Je m'attendais à cette question et malheureusement pour lui, il n'aura pas de réponse. Plus aucun mot ne sortira de ma bouche.

La tension monte dans la pièce. Jusqu'à ce que quelqu'un toque à la porte. Je reste figée, retenant ma respiration, le cœur battant, alors que le son des coups résonne dans la pièce. Owen, d'abord surpris, reprend ses esprits, tournant la tête vers la porte. Son expression change instantanément, comme s'il savait qui s'était. Ses yeux se mettent à briller d'une nouvelle lueur, mais son visage reste de marbre. Un nouvel élément vient perturber ma vie de captive.

Alors qu'il se dirige vers la porte, une voix de femme s'élève, ferme et assurée.

– Il faut que tu viennes. L'Alpha nous attend, et comme tu ne répondais pas à l'appel, je suis venue te récupérer.

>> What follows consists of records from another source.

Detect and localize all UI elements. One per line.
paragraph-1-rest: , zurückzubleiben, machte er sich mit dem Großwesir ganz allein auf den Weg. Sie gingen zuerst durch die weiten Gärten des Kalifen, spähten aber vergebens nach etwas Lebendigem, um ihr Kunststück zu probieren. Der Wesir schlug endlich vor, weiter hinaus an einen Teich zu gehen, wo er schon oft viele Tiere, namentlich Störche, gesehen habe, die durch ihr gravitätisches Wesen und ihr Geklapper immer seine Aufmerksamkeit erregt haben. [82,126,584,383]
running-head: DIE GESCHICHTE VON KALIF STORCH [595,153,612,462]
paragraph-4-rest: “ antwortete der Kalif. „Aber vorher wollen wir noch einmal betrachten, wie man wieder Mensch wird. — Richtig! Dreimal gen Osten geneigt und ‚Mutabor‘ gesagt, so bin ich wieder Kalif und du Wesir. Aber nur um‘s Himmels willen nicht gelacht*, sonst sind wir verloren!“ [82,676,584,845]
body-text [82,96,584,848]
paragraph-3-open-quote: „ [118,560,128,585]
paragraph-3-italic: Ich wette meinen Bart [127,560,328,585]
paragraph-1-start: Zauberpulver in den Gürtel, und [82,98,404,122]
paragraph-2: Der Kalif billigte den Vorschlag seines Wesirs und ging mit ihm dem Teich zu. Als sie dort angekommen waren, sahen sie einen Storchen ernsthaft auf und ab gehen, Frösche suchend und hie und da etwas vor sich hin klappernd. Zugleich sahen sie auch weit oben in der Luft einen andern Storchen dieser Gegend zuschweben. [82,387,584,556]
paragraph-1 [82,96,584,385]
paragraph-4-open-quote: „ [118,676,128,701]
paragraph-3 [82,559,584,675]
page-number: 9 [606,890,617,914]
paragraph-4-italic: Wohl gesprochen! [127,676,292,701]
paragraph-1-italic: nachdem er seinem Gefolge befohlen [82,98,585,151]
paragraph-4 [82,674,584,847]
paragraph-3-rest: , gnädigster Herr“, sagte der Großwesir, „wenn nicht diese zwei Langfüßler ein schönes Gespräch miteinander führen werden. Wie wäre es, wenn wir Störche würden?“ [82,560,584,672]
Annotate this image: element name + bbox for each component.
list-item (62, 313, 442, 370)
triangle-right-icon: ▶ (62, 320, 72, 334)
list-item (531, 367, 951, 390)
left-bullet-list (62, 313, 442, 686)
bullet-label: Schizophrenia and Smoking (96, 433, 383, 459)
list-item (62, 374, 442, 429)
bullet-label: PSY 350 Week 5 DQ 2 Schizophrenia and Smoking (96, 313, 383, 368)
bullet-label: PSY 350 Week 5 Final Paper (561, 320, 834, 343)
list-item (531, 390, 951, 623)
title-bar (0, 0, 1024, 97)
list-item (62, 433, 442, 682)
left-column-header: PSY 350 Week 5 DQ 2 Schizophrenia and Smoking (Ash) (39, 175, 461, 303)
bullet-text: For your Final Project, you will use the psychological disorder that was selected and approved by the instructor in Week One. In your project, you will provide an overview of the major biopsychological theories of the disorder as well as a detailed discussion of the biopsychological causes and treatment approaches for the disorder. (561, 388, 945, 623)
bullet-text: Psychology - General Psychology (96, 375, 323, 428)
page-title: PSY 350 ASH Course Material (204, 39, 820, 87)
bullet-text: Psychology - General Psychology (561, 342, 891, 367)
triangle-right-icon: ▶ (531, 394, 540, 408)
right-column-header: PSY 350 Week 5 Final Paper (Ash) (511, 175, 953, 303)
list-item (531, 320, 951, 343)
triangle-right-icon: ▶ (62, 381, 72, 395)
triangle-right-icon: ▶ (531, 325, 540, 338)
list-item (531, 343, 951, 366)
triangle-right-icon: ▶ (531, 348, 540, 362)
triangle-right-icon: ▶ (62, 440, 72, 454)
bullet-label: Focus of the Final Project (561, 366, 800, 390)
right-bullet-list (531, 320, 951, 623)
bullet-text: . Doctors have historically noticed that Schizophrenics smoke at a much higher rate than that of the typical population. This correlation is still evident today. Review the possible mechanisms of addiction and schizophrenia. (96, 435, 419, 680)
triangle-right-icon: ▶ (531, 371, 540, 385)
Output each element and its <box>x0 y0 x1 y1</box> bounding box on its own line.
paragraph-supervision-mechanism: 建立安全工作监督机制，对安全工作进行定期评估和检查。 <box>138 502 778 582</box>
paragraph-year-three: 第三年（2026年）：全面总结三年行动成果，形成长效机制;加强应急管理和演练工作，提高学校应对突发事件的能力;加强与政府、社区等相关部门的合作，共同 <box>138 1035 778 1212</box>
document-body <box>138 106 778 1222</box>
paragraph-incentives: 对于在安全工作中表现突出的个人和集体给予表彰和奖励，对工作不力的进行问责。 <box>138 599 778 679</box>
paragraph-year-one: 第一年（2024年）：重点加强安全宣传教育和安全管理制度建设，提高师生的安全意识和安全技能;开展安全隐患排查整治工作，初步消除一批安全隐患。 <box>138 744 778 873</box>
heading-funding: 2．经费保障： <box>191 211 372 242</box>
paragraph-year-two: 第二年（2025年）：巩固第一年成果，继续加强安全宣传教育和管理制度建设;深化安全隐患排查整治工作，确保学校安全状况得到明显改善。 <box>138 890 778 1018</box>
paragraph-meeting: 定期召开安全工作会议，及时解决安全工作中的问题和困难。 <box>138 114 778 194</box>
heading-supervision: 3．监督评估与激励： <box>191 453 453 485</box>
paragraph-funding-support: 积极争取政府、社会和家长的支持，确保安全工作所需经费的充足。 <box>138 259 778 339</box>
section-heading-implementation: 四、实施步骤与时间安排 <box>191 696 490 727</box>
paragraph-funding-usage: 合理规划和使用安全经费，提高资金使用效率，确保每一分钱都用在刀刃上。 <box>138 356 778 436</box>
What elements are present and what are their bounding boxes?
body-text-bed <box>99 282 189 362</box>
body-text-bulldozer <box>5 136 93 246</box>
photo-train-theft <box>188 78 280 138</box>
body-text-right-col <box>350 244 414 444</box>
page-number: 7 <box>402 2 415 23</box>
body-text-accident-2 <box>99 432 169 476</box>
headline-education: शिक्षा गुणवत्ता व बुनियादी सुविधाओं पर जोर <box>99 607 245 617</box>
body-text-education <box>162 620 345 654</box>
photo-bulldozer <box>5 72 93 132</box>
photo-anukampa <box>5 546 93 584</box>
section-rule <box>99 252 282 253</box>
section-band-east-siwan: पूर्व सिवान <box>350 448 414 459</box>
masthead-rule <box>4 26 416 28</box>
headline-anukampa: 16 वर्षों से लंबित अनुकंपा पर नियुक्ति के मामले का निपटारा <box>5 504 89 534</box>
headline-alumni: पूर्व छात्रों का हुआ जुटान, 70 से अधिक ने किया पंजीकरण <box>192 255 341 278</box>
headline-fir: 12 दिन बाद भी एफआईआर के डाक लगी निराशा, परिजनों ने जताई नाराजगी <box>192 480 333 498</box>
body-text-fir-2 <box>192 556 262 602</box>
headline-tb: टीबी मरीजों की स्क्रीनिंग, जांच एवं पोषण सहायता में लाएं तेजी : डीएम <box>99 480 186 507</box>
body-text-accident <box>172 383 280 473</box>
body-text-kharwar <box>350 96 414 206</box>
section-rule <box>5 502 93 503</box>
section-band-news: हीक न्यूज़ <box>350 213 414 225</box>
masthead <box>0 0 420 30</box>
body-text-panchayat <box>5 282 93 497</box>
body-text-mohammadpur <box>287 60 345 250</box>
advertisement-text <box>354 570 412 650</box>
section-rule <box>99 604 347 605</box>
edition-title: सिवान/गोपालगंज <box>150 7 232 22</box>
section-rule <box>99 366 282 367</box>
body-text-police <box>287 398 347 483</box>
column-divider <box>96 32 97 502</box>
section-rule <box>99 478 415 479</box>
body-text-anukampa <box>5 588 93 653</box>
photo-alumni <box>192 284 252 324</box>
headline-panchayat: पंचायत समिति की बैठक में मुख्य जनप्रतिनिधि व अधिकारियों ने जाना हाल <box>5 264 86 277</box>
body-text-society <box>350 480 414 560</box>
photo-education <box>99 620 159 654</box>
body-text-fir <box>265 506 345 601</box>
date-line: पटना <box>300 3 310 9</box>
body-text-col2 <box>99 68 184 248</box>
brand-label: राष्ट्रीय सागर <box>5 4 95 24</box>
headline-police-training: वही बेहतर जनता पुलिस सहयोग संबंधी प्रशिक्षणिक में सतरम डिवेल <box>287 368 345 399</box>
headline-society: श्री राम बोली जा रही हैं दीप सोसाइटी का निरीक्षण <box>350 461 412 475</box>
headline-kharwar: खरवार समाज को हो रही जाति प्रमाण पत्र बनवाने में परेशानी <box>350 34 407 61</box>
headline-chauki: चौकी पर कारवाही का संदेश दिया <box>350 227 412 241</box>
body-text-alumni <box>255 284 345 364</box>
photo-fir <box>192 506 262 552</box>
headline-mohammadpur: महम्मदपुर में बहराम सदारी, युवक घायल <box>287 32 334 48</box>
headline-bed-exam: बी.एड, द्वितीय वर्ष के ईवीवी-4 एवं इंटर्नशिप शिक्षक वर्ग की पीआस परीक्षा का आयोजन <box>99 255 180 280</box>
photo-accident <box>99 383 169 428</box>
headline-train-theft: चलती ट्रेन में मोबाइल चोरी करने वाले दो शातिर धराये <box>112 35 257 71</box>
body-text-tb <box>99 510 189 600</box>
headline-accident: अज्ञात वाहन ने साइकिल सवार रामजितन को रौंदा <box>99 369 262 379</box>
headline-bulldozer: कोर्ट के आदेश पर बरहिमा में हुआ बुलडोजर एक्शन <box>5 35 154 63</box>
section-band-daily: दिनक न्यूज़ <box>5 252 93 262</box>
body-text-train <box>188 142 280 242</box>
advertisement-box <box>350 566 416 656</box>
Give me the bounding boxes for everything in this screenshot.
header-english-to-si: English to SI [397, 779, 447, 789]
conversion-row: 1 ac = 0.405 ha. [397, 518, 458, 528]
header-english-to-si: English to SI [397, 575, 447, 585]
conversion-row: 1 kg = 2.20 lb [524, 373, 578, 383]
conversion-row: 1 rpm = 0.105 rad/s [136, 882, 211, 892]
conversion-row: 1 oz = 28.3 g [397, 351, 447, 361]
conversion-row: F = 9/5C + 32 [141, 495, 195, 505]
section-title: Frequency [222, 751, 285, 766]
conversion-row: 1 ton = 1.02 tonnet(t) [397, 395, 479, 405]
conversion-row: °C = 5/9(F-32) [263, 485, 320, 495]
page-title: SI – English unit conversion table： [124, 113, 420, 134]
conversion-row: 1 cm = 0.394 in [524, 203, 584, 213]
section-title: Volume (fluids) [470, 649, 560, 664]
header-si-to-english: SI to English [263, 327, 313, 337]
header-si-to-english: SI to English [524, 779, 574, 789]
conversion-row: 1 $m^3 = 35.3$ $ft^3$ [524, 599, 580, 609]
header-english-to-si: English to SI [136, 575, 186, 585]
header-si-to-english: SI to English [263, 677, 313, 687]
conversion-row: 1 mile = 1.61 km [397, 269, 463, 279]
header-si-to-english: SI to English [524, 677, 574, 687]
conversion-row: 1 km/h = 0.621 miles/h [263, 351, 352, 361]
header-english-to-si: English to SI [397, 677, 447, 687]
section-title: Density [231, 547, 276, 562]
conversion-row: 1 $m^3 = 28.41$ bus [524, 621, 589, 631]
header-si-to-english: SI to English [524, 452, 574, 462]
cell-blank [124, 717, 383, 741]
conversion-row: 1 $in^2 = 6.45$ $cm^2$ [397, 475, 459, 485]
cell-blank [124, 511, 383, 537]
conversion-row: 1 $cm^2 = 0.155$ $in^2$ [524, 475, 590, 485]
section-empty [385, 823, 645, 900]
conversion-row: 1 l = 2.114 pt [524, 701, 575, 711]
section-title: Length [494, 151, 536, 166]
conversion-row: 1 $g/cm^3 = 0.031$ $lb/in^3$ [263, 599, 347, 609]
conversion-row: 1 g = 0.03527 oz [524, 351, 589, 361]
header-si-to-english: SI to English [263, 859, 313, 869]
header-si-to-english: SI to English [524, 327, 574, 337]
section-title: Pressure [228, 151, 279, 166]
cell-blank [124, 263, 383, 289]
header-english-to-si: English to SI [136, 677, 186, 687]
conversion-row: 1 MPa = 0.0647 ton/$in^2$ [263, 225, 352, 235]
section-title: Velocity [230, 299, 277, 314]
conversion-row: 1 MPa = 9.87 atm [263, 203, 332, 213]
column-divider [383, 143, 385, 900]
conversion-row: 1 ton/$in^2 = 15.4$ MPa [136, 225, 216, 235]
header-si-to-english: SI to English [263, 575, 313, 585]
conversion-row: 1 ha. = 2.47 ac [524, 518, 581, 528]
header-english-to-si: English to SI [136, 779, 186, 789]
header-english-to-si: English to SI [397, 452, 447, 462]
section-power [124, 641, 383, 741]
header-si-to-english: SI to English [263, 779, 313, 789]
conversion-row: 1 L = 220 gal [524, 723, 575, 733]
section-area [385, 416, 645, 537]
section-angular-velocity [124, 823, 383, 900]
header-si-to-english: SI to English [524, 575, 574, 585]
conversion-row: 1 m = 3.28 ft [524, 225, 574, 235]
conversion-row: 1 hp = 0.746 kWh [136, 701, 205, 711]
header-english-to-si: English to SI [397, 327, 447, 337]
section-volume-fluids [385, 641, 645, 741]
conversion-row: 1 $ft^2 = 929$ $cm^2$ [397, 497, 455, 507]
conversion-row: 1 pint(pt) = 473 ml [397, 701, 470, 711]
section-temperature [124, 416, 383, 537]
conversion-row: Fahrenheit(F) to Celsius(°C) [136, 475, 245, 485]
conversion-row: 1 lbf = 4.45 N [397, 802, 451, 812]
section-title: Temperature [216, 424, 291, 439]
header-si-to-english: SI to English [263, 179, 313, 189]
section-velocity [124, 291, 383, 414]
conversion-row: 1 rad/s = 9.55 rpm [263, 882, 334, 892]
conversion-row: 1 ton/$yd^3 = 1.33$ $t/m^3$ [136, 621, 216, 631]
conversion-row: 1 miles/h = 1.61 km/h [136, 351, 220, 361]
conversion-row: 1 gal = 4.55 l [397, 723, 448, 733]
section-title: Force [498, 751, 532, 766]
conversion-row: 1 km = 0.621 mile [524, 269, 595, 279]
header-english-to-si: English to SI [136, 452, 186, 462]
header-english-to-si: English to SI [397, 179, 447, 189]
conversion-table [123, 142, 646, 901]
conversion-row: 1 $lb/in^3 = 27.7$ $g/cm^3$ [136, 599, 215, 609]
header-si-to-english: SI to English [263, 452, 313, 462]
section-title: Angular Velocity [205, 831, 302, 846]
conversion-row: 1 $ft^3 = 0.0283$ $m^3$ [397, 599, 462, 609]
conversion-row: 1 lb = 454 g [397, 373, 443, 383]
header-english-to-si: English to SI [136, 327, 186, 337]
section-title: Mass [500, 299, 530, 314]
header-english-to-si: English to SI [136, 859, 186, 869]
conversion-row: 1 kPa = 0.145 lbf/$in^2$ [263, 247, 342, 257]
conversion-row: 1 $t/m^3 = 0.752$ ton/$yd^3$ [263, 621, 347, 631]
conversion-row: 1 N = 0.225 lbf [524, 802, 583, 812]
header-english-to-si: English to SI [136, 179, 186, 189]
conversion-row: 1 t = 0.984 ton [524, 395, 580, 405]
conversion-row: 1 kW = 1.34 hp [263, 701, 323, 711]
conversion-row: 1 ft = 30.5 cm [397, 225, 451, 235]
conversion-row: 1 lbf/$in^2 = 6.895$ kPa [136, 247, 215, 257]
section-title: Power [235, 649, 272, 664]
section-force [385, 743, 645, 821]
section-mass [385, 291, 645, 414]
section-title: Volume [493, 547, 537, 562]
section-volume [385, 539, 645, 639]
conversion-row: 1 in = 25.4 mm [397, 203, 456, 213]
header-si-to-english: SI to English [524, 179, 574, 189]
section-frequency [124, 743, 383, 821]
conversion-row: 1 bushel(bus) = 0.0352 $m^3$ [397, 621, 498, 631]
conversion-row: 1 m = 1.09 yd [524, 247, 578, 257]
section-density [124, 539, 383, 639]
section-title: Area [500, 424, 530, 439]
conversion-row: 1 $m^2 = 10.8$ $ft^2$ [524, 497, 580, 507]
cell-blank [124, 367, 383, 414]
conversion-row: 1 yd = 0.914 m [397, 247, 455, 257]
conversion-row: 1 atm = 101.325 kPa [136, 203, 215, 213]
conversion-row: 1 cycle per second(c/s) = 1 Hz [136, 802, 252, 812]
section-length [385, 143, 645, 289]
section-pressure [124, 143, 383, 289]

Je sens que la situation échappe à son contrôle. Pour la première fois depuis son arrivée, son visage laisse transparaître une émotion réelle, celle du dépit, ou bien de l'angoisse. Je ne saurais réellement dire.

Son regard se pose une nouvelle fois sur moi et un grognement de frustration sort de sa gorge. Il finit par ouvrir la porte, me laissant entrapercevoir une magnifique femme rousse. Nos regards se croisent et la porte se referme.